The world in brief

QUOTE OF THE DAY

“If I were in Russia’s position, I wouldn’t be very happy.”

German Chancellor Angela Merkel, a day after the United Nations adopted a resolution condemning Russia’s takeover of Crimea Article, this page

In Egypt, 4 killed in el-Sissi protests

CAIRO - Hundreds of supporters of ousted Egyptian President Mohammed Morsi took to the streets Friday to protest the decision by the country’s former military chief to run in presidential elections next month, leading to scattered clashes that killed four people .

The former military chief, Abdel-Fattah el-Sissi, led the ouster of Morsi in July after millions joined demonstrations demanding he step down. El-Sissi resigned from the military and made his announcement launching his presidential campaign Wednesday. He is widely expected to win.

Friday’s rallies took place in several cities, including areas in and around the capital, Cairo, and in the northern city of Alexandria.
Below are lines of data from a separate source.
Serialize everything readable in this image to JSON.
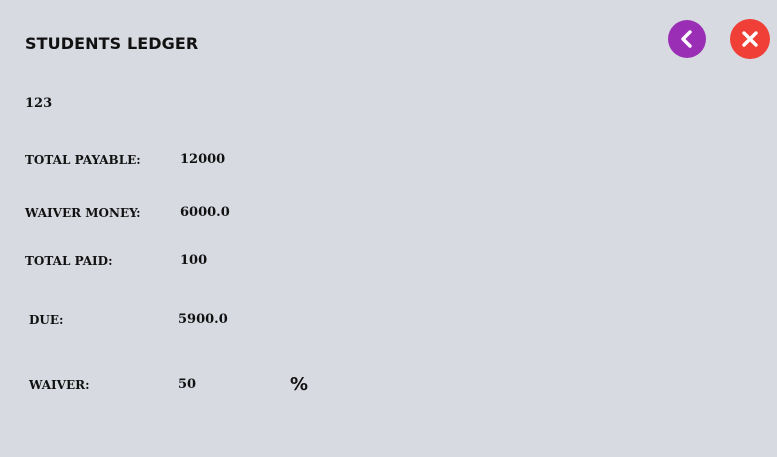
{
  "header": {
    "title": "STUDENTS LEDGER"
  },
  "student": {
    "id": "123"
  },
  "ledger": {
    "total_payable_label": "TOTAL PAYABLE:",
    "total_payable_value": "12000",
    "waiver_money_label": "WAIVER MONEY:",
    "waiver_money_value": "6000.0",
    "total_paid_label": "TOTAL PAID:",
    "total_paid_value": "100",
    "due_label": "DUE:",
    "due_value": "5900.0",
    "waiver_label": "WAIVER:",
    "waiver_value": "50",
    "waiver_unit": "%"
  },
  "buttons": {
    "back_icon": "chevron-left-icon",
    "back_color": "#9a2fb5",
    "close_icon": "close-icon",
    "close_color": "#ef3f37"
  }
}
Demonstrators attempted to use burning tires to block a main road in Cairo that leads to the famed Giza pyramids, and students from the Islamic university of Al-Azhar threw rocks and Molotov cocktails at security forces.

Among those killed was a female journalist named Mayada Ashraf, who died while covering clashes in the eastern Cairo district of Ain Shams.
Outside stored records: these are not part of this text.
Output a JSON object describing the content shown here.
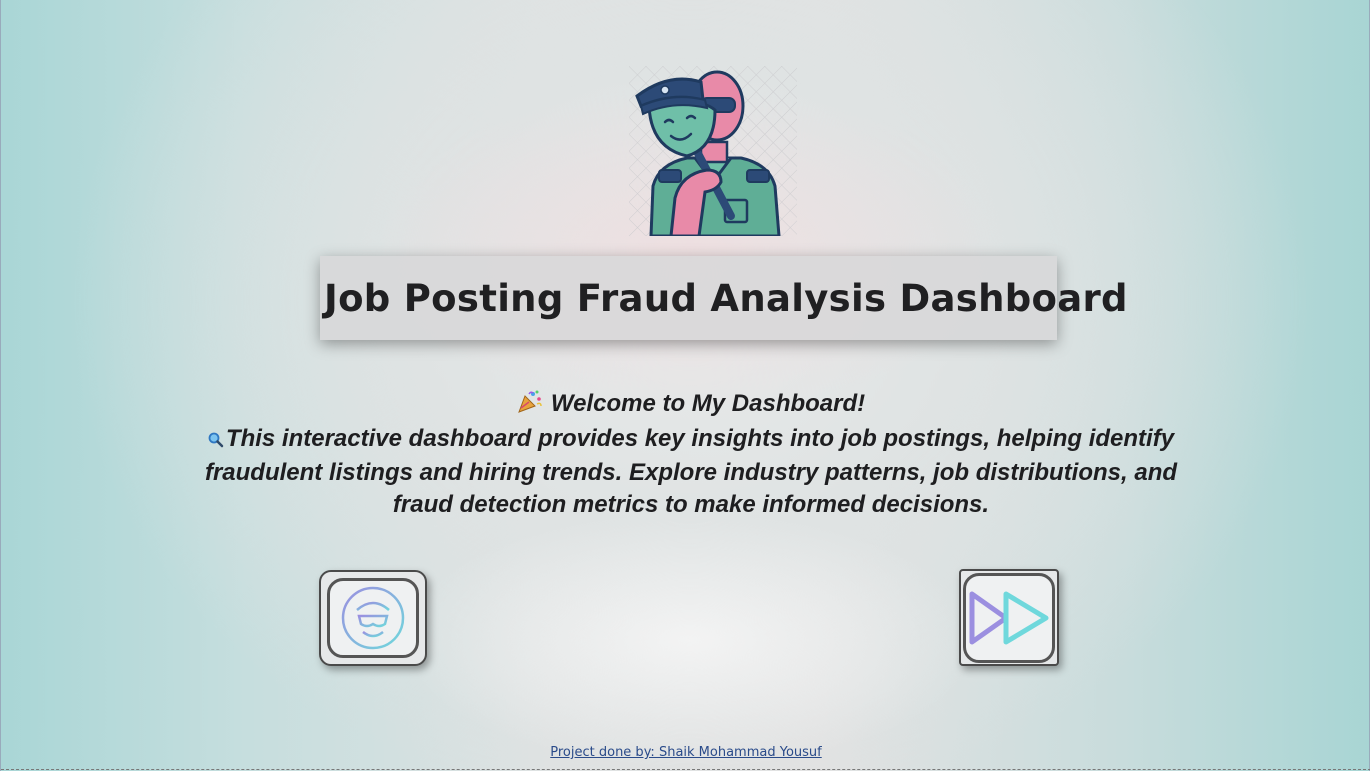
{
  "page": {
    "title": "Job Posting Fraud Analysis Dashboard"
  },
  "welcome": {
    "heading_emoji": "party-popper-icon",
    "heading": "Welcome to My Dashboard!",
    "body_emoji": "magnifier-icon",
    "body": "This interactive dashboard provides key insights into job postings, helping identify fraudulent listings and hiring trends. Explore industry patterns, job distributions, and fraud detection metrics to make informed decisions."
  },
  "buttons": {
    "left_icon": "fraudster-target-icon",
    "right_icon": "fast-forward-icon"
  },
  "footer": {
    "credit": "Project done by: Shaik Mohammad Yousuf"
  },
  "colors": {
    "title_text": "#202022",
    "title_box": "#d7d7d8",
    "link": "#2a4b8a",
    "mask_green": "#6fbfa8",
    "skin_pink": "#e88aa8",
    "navy": "#2c4a77",
    "icon_purple": "#9b8fe0",
    "icon_cyan": "#6fd8dc"
  }
}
A witness said Ashraf was shot in the head by security forces using live ammunition, but an Interior Ministry spokesman, Hani Abdel-Latif, blamed the Muslim Brotherhood for her death and the three others Friday.

U.N. chief criticizes Syria for aid delays

UNITED NATIONS - The United Nations’ humanitarian chief criticized the Syrian government’s lack of progress in allowing desperately needed aid to people in Syria, telling the Security Council on Friday that the regime’s delays in withholding cross-border aid deliveries are “arbitrary and unjustified” - and against international law.

Valerie Amos gave her first such report since the council last month approved a resolution demanding the government and opposition allow immediate access everywhere in the war-ravaged country to deliver aid.

Council members said they will meet in the coming days and weeks to discuss the “further steps” that the resolution threatens if its requirements are not met. That will be difficult, as key Syria ally Russia insisted that a reference to sanctions be dropped from the resolution.

Russia has blocked three previous resolutions that would have pressured President Bashar Assad to end the conflict.

U.N. Secretary-General Ban Ki-moon has said 3.5 million people are estimated to need aid in hard-to-reach areas in Syria, an increase of 1 million since the beginning of the year. Overall, more than 9.3 million people in Syria are in need of humanitarian aid, including 6.5 million internally displaced, Ban said.

U.N. calls for N. Korea rights probe

GENEVA - In one of its stronger resolutions, the United Nations Human Rights Council urged global powers Friday to back an international criminal investigation of North Korea for purported crimes against humanity and to consider targeted sanctions against those responsible.

In a resolution that the council’s 47 members adopted by a vote of 30-6, with 11 abstentions, it called on the U.N. Security Council to take action, including referring North Korea to some form of international judicial process “in order that those responsible for human-rights violations, including those that may amount to crimes against humanity, are held to account.”

The reaction from North Korea was blunt.

“Mind your own business,” its ambassador to the United Nations in Geneva, So Se-pyong, told the Human Rights Council, rejecting the resolution as “a product of confrontation” and rebuffing calls for cooperation with U.N. rights monitors. “No person on Earth would be so stupid as to keep the door open to a gangster who is attacking with a sword,” the ambassador said.

Former Norwegian premier to lead NATO

BRUSSELS - Former Prime Minister Jens Stoltenberg of Norway will lead NATO starting Oct. 1, the alliance announced Friday.

Stoltenberg, 55, whose appointment by NATO member countries was widely expected, will succeed Anders Fogh Rasmussen, a Dane who will have served more than five years in the post when he steps down in October.

Stoltenberg was prime minister of Norway from 2000 to 2001 and again from 2005 to 2013. He is also the leader of the Labor Party in Norway and serves as a United Nations special envoy on climate change.

Among the challenges Stoltenberg faces is figuring out how the alliance should define collective security if Russian President Vladimir Putin tries to expand Russia’s influence in Ukraine and into other countries that were part of the Soviet bloc but that are not members of NATO.